In recent years, Sauti Sol have created some of the continent’s biggest hits and won at the MTV Africa Music Awards, leading the Kenyan band to be propelled from their humble roots in Nairobi to performing for President Obama.
In their hometown of Nairobi, Kenya, the programme meets the members of Sauti Sol: Savara, Polycarp, Bien Aime and Chimano, who are incorporating traditional Kenyan influence with catchy songs to uplift and try to unite Africans.
The programme accompanies Sauti Sol to their very first recording studio - a basement.
Sitting the basement, Sauti Sol reflect on their humble beginnings with ‘African Voices’: “We used to sit there and hand out there and enjoy… But this is so nostalgic. On Friday evening we used to buy a bottle vodka maybe, sit there, and play until midnight.”
Aime shares how these early experiences eventually shaped the group: “We believe the magic of music comes out in jamming and fellowship so the longer we jam together the more we gel – the more ideas come on board.”
The programme learns that many of Sauti Sol’s earlier songs, including their first hit ‘Sura Yako’, were created in the very same basement. ‘Sura Yako’ featured traditional dance, the Lipala, to accompany their lively sound, which the band states expressed ‘their Africa’.

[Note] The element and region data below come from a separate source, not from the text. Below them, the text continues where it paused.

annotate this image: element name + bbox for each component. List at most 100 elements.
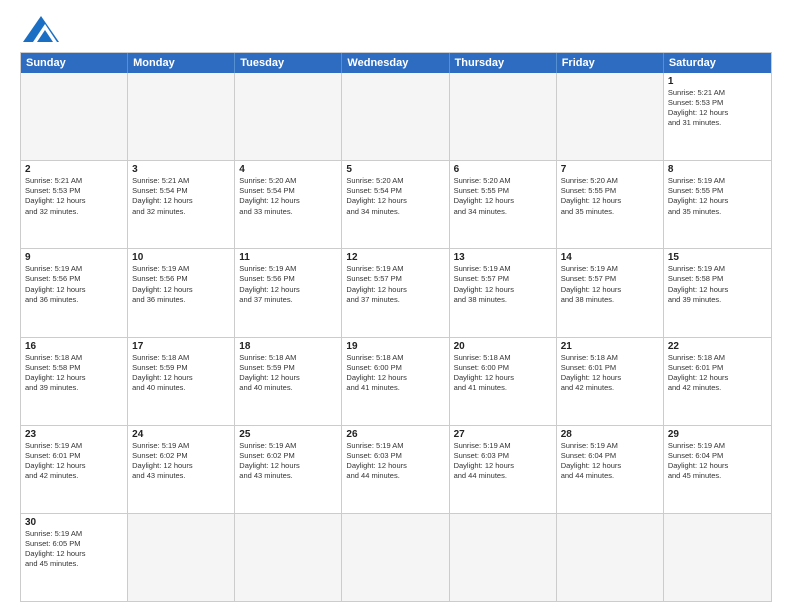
day-number: 9 [25, 252, 123, 263]
logo-icon [23, 14, 59, 44]
cell-info: Sunrise: 5:19 AM Sunset: 5:57 PM Dayligh… [346, 264, 444, 305]
cell-info: Sunrise: 5:19 AM Sunset: 5:56 PM Dayligh… [239, 264, 337, 305]
calendar-day-empty [450, 73, 557, 160]
page: SundayMondayTuesdayWednesdayThursdayFrid… [0, 0, 792, 612]
day-number: 28 [561, 429, 659, 440]
day-number: 19 [346, 341, 444, 352]
cell-info: Sunrise: 5:18 AM Sunset: 6:00 PM Dayligh… [454, 353, 552, 394]
cell-info: Sunrise: 5:18 AM Sunset: 5:59 PM Dayligh… [132, 353, 230, 394]
calendar: SundayMondayTuesdayWednesdayThursdayFrid… [20, 52, 772, 602]
calendar-day-30: 30Sunrise: 5:19 AM Sunset: 6:05 PM Dayli… [21, 514, 128, 601]
logo [20, 18, 59, 44]
day-header-wednesday: Wednesday [342, 53, 449, 73]
day-header-monday: Monday [128, 53, 235, 73]
day-header-saturday: Saturday [664, 53, 771, 73]
calendar-day-empty [557, 514, 664, 601]
cell-info: Sunrise: 5:18 AM Sunset: 5:59 PM Dayligh… [239, 353, 337, 394]
calendar-body: 1Sunrise: 5:21 AM Sunset: 5:53 PM Daylig… [21, 73, 771, 601]
calendar-day-1: 1Sunrise: 5:21 AM Sunset: 5:53 PM Daylig… [664, 73, 771, 160]
day-headers: SundayMondayTuesdayWednesdayThursdayFrid… [21, 53, 771, 73]
day-number: 29 [668, 429, 767, 440]
calendar-day-26: 26Sunrise: 5:19 AM Sunset: 6:03 PM Dayli… [342, 426, 449, 513]
calendar-day-empty [128, 514, 235, 601]
calendar-row: 16Sunrise: 5:18 AM Sunset: 5:58 PM Dayli… [21, 338, 771, 426]
calendar-day-13: 13Sunrise: 5:19 AM Sunset: 5:57 PM Dayli… [450, 249, 557, 336]
day-number: 14 [561, 252, 659, 263]
day-number: 4 [239, 164, 337, 175]
calendar-day-15: 15Sunrise: 5:19 AM Sunset: 5:58 PM Dayli… [664, 249, 771, 336]
calendar-row: 9Sunrise: 5:19 AM Sunset: 5:56 PM Daylig… [21, 249, 771, 337]
day-number: 23 [25, 429, 123, 440]
calendar-day-empty [450, 514, 557, 601]
day-number: 24 [132, 429, 230, 440]
day-number: 27 [454, 429, 552, 440]
cell-info: Sunrise: 5:19 AM Sunset: 5:55 PM Dayligh… [668, 176, 767, 217]
cell-info: Sunrise: 5:18 AM Sunset: 6:01 PM Dayligh… [561, 353, 659, 394]
calendar-day-22: 22Sunrise: 5:18 AM Sunset: 6:01 PM Dayli… [664, 338, 771, 425]
calendar-row: 30Sunrise: 5:19 AM Sunset: 6:05 PM Dayli… [21, 514, 771, 601]
day-number: 18 [239, 341, 337, 352]
day-number: 8 [668, 164, 767, 175]
cell-info: Sunrise: 5:18 AM Sunset: 5:58 PM Dayligh… [25, 353, 123, 394]
cell-info: Sunrise: 5:21 AM Sunset: 5:54 PM Dayligh… [132, 176, 230, 217]
calendar-day-5: 5Sunrise: 5:20 AM Sunset: 5:54 PM Daylig… [342, 161, 449, 248]
calendar-day-empty [128, 73, 235, 160]
cell-info: Sunrise: 5:19 AM Sunset: 5:56 PM Dayligh… [132, 264, 230, 305]
day-number: 2 [25, 164, 123, 175]
calendar-day-23: 23Sunrise: 5:19 AM Sunset: 6:01 PM Dayli… [21, 426, 128, 513]
cell-info: Sunrise: 5:19 AM Sunset: 5:57 PM Dayligh… [454, 264, 552, 305]
day-number: 15 [668, 252, 767, 263]
calendar-day-29: 29Sunrise: 5:19 AM Sunset: 6:04 PM Dayli… [664, 426, 771, 513]
calendar-day-24: 24Sunrise: 5:19 AM Sunset: 6:02 PM Dayli… [128, 426, 235, 513]
day-number: 20 [454, 341, 552, 352]
calendar-day-25: 25Sunrise: 5:19 AM Sunset: 6:02 PM Dayli… [235, 426, 342, 513]
cell-info: Sunrise: 5:19 AM Sunset: 6:04 PM Dayligh… [561, 441, 659, 482]
day-number: 21 [561, 341, 659, 352]
calendar-day-27: 27Sunrise: 5:19 AM Sunset: 6:03 PM Dayli… [450, 426, 557, 513]
day-number: 7 [561, 164, 659, 175]
day-number: 13 [454, 252, 552, 263]
calendar-day-20: 20Sunrise: 5:18 AM Sunset: 6:00 PM Dayli… [450, 338, 557, 425]
header [20, 18, 772, 44]
calendar-day-19: 19Sunrise: 5:18 AM Sunset: 6:00 PM Dayli… [342, 338, 449, 425]
cell-info: Sunrise: 5:19 AM Sunset: 5:56 PM Dayligh… [25, 264, 123, 305]
calendar-day-empty [235, 514, 342, 601]
cell-info: Sunrise: 5:20 AM Sunset: 5:54 PM Dayligh… [239, 176, 337, 217]
cell-info: Sunrise: 5:19 AM Sunset: 6:01 PM Dayligh… [25, 441, 123, 482]
cell-info: Sunrise: 5:18 AM Sunset: 6:00 PM Dayligh… [346, 353, 444, 394]
calendar-day-empty [557, 73, 664, 160]
day-header-friday: Friday [557, 53, 664, 73]
day-number: 30 [25, 517, 123, 528]
calendar-day-6: 6Sunrise: 5:20 AM Sunset: 5:55 PM Daylig… [450, 161, 557, 248]
calendar-day-7: 7Sunrise: 5:20 AM Sunset: 5:55 PM Daylig… [557, 161, 664, 248]
calendar-day-empty [342, 73, 449, 160]
day-number: 16 [25, 341, 123, 352]
calendar-day-10: 10Sunrise: 5:19 AM Sunset: 5:56 PM Dayli… [128, 249, 235, 336]
cell-info: Sunrise: 5:21 AM Sunset: 5:53 PM Dayligh… [668, 88, 767, 129]
calendar-day-4: 4Sunrise: 5:20 AM Sunset: 5:54 PM Daylig… [235, 161, 342, 248]
cell-info: Sunrise: 5:20 AM Sunset: 5:55 PM Dayligh… [561, 176, 659, 217]
day-number: 10 [132, 252, 230, 263]
calendar-row: 2Sunrise: 5:21 AM Sunset: 5:53 PM Daylig… [21, 161, 771, 249]
calendar-day-11: 11Sunrise: 5:19 AM Sunset: 5:56 PM Dayli… [235, 249, 342, 336]
calendar-day-17: 17Sunrise: 5:18 AM Sunset: 5:59 PM Dayli… [128, 338, 235, 425]
calendar-day-2: 2Sunrise: 5:21 AM Sunset: 5:53 PM Daylig… [21, 161, 128, 248]
day-number: 5 [346, 164, 444, 175]
calendar-day-18: 18Sunrise: 5:18 AM Sunset: 5:59 PM Dayli… [235, 338, 342, 425]
cell-info: Sunrise: 5:19 AM Sunset: 6:03 PM Dayligh… [454, 441, 552, 482]
cell-info: Sunrise: 5:19 AM Sunset: 5:58 PM Dayligh… [668, 264, 767, 305]
calendar-day-21: 21Sunrise: 5:18 AM Sunset: 6:01 PM Dayli… [557, 338, 664, 425]
day-number: 26 [346, 429, 444, 440]
day-number: 11 [239, 252, 337, 263]
cell-info: Sunrise: 5:19 AM Sunset: 5:57 PM Dayligh… [561, 264, 659, 305]
day-header-sunday: Sunday [21, 53, 128, 73]
day-number: 12 [346, 252, 444, 263]
calendar-day-9: 9Sunrise: 5:19 AM Sunset: 5:56 PM Daylig… [21, 249, 128, 336]
day-header-thursday: Thursday [450, 53, 557, 73]
cell-info: Sunrise: 5:19 AM Sunset: 6:04 PM Dayligh… [668, 441, 767, 482]
calendar-day-16: 16Sunrise: 5:18 AM Sunset: 5:58 PM Dayli… [21, 338, 128, 425]
cell-info: Sunrise: 5:19 AM Sunset: 6:05 PM Dayligh… [25, 529, 123, 570]
calendar-day-empty [235, 73, 342, 160]
calendar-day-12: 12Sunrise: 5:19 AM Sunset: 5:57 PM Dayli… [342, 249, 449, 336]
day-number: 17 [132, 341, 230, 352]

Sauti Soul explains the significance of the Lipala to ‘African Voices’: “The Lipala is done at weddings and funerals all events that have gathering of people. So we decided to put the dance in the music and we had a dance competition on Instagram.”
It was after posting the video – ‘Sura Yako’ and the Lipala went viral.

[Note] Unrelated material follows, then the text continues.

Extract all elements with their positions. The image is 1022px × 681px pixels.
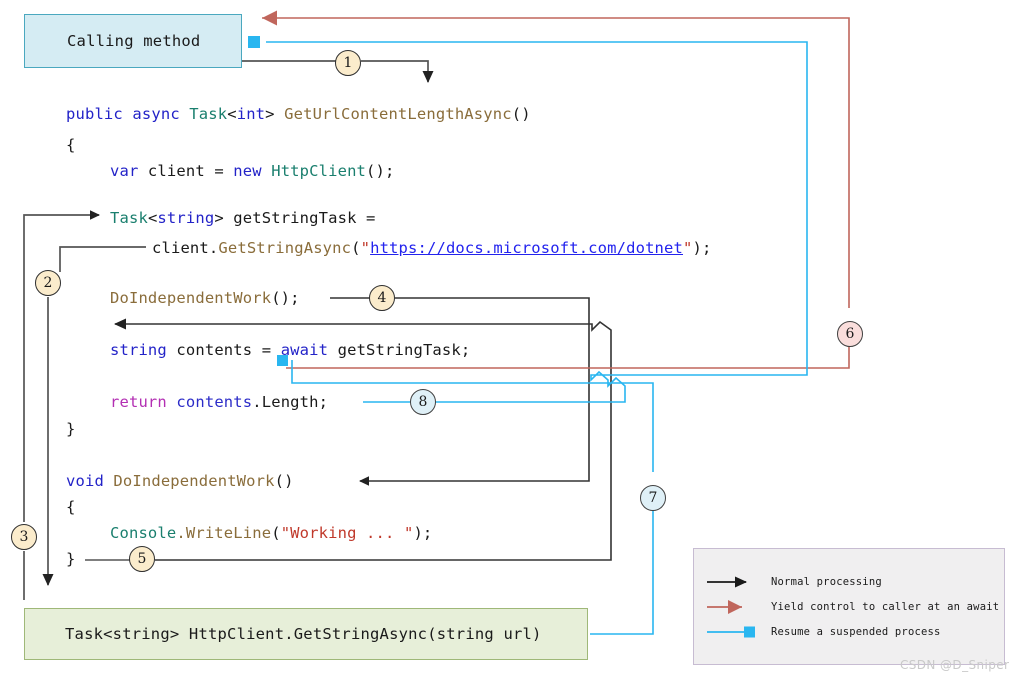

Sauti Sol tells the programme: “Even President Obama got caught up. That was the biggest moment in our careers hands down. We had been sending our albums to The White House, with no response, and then we got a chance to dance with Obama!”

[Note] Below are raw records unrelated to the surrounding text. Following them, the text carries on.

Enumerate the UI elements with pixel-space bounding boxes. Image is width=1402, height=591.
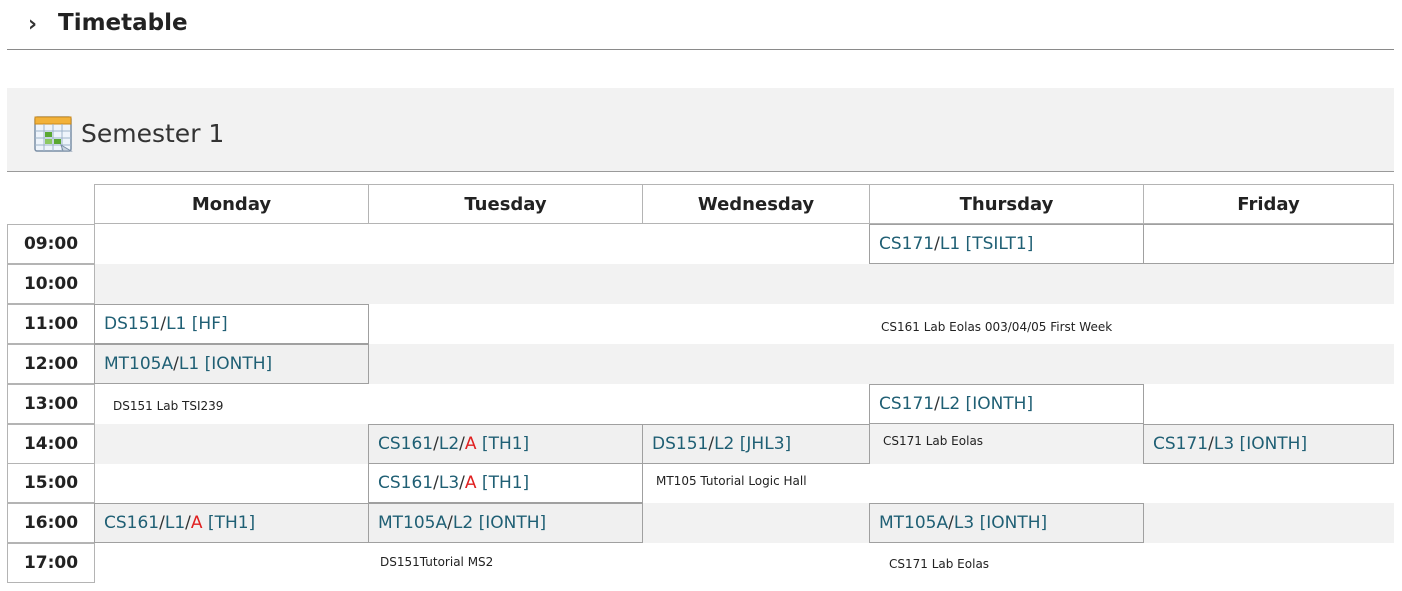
time-label: 15:00 — [7, 463, 95, 503]
group-link[interactable]: L3 — [439, 473, 459, 493]
time-label: 09:00 — [7, 224, 95, 264]
course-code-link[interactable]: CS161 — [378, 473, 433, 493]
timetable-note: DS151 Lab TSI239 — [113, 399, 224, 413]
class-entry[interactable]: CS171/L3 [IONTH] — [1143, 424, 1394, 464]
time-label: 10:00 — [7, 264, 95, 304]
day-header-monday: Monday — [94, 184, 369, 224]
group-link[interactable]: L3 — [954, 513, 974, 533]
row-band — [7, 264, 1394, 304]
course-code-link[interactable]: DS151 — [652, 434, 708, 454]
timetable-note: MT105 Tutorial Logic Hall — [656, 474, 807, 488]
course-code-link[interactable]: MT105A — [879, 513, 948, 533]
room-link[interactable]: HF — [198, 314, 221, 334]
course-code-link[interactable]: CS171 — [879, 394, 934, 414]
class-entry[interactable]: CS171/L2 [IONTH] — [869, 384, 1144, 424]
page-title: Timetable — [58, 10, 188, 36]
class-entry[interactable]: DS151/L1 [HF] — [94, 304, 369, 344]
course-code-link[interactable]: CS161 — [104, 513, 159, 533]
flag-link[interactable]: A — [191, 513, 203, 533]
room-link[interactable]: IONTH — [986, 513, 1040, 533]
course-code-link[interactable]: MT105A — [378, 513, 447, 533]
group-link[interactable]: L2 — [714, 434, 734, 454]
time-label: 12:00 — [7, 344, 95, 384]
timetable-note: CS171 Lab Eolas — [889, 557, 990, 571]
time-label: 16:00 — [7, 503, 95, 543]
group-link[interactable]: L1 — [166, 314, 186, 334]
room-link[interactable]: IONTH — [485, 513, 539, 533]
group-link[interactable]: L2 — [453, 513, 473, 533]
group-link[interactable]: L1 — [940, 234, 960, 254]
class-entry[interactable]: CS161/L2/A [TH1] — [368, 424, 643, 464]
semester-header: Semester 1 — [7, 88, 1394, 172]
group-link[interactable]: L3 — [1214, 434, 1234, 454]
group-link[interactable]: L2 — [439, 434, 459, 454]
group-link[interactable]: L2 — [940, 394, 960, 414]
flag-link[interactable]: A — [465, 434, 477, 454]
flag-link[interactable]: A — [465, 473, 477, 493]
course-code-link[interactable]: CS171 — [1153, 434, 1208, 454]
course-code-link[interactable]: DS151 — [104, 314, 160, 334]
room-link[interactable]: TH1 — [489, 434, 523, 454]
room-link[interactable]: IONTH — [972, 394, 1026, 414]
course-code-link[interactable]: MT105A — [104, 354, 173, 374]
day-header-friday: Friday — [1143, 184, 1394, 224]
class-entry[interactable]: DS151/L2 [JHL3] — [642, 424, 870, 464]
room-link[interactable]: TH1 — [489, 473, 523, 493]
day-header-thursday: Thursday — [869, 184, 1144, 224]
chevron-right-icon[interactable]: › — [28, 12, 37, 38]
room-link[interactable]: JHL3 — [746, 434, 784, 454]
timetable-note: CS161 Lab Eolas 003/04/05 First Week — [881, 320, 1113, 334]
time-label: 17:00 — [7, 543, 95, 583]
course-code-link[interactable]: CS171 — [879, 234, 934, 254]
course-code-link[interactable]: CS161 — [378, 434, 433, 454]
class-entry[interactable]: MT105A / L2 [IONTH] — [368, 503, 643, 543]
room-link[interactable]: TSILT1 — [972, 234, 1027, 254]
group-link[interactable]: L1 — [165, 513, 185, 533]
time-label: 11:00 — [7, 304, 95, 344]
time-label: 14:00 — [7, 424, 95, 464]
room-link[interactable]: IONTH — [211, 354, 265, 374]
semester-title: Semester 1 — [81, 119, 225, 148]
calendar-icon — [34, 116, 73, 152]
day-header-wednesday: Wednesday — [642, 184, 870, 224]
timetable-note: CS171 Lab Eolas — [883, 434, 984, 448]
class-entry[interactable]: MT105A / L1 [IONTH] — [94, 344, 369, 384]
class-entry[interactable]: CS161/L1/A [TH1] — [94, 503, 369, 543]
timetable-note: DS151Tutorial MS2 — [380, 555, 494, 569]
room-link[interactable]: TH1 — [215, 513, 249, 533]
room-link[interactable]: IONTH — [1246, 434, 1300, 454]
class-entry[interactable]: MT105A / L3 [IONTH] — [869, 503, 1144, 543]
class-entry[interactable]: CS161/L3/A [TH1] — [368, 463, 643, 503]
group-link[interactable]: L1 — [179, 354, 199, 374]
day-header-tuesday: Tuesday — [368, 184, 643, 224]
timetable-header[interactable]: › Timetable — [7, 0, 1394, 50]
class-entry[interactable]: CS171/L1 [TSILT1] — [869, 224, 1144, 264]
empty-slot — [1143, 224, 1394, 264]
time-label: 13:00 — [7, 384, 95, 424]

Aime tells ‘African Voices’: “The feedback of President Obama was that through dance and music they have managed to improved diplomatic relations between America and Kenya.”
‘African Voices’ learns that this experience with the President eventually inspired Sauti Sol’s latest song, ‘A Chance of a Lifetime’.
The East African band have propelled into stardom on the continent, but maintaining a commitment to stay in tune with the people, and the continent they come from.
Aime tells ‘African Voices’: “We always stay hungry. We appreciate all the blessings have come our way but we always stay hungry.”
The programme also reports from South Africa, meeting opera singer Noluvuyiso Mpofu in Cape Town, before travelling tom Durban where ‘African Voices’ meets Busiswa, a dance club sensation taking poetic license with pop music.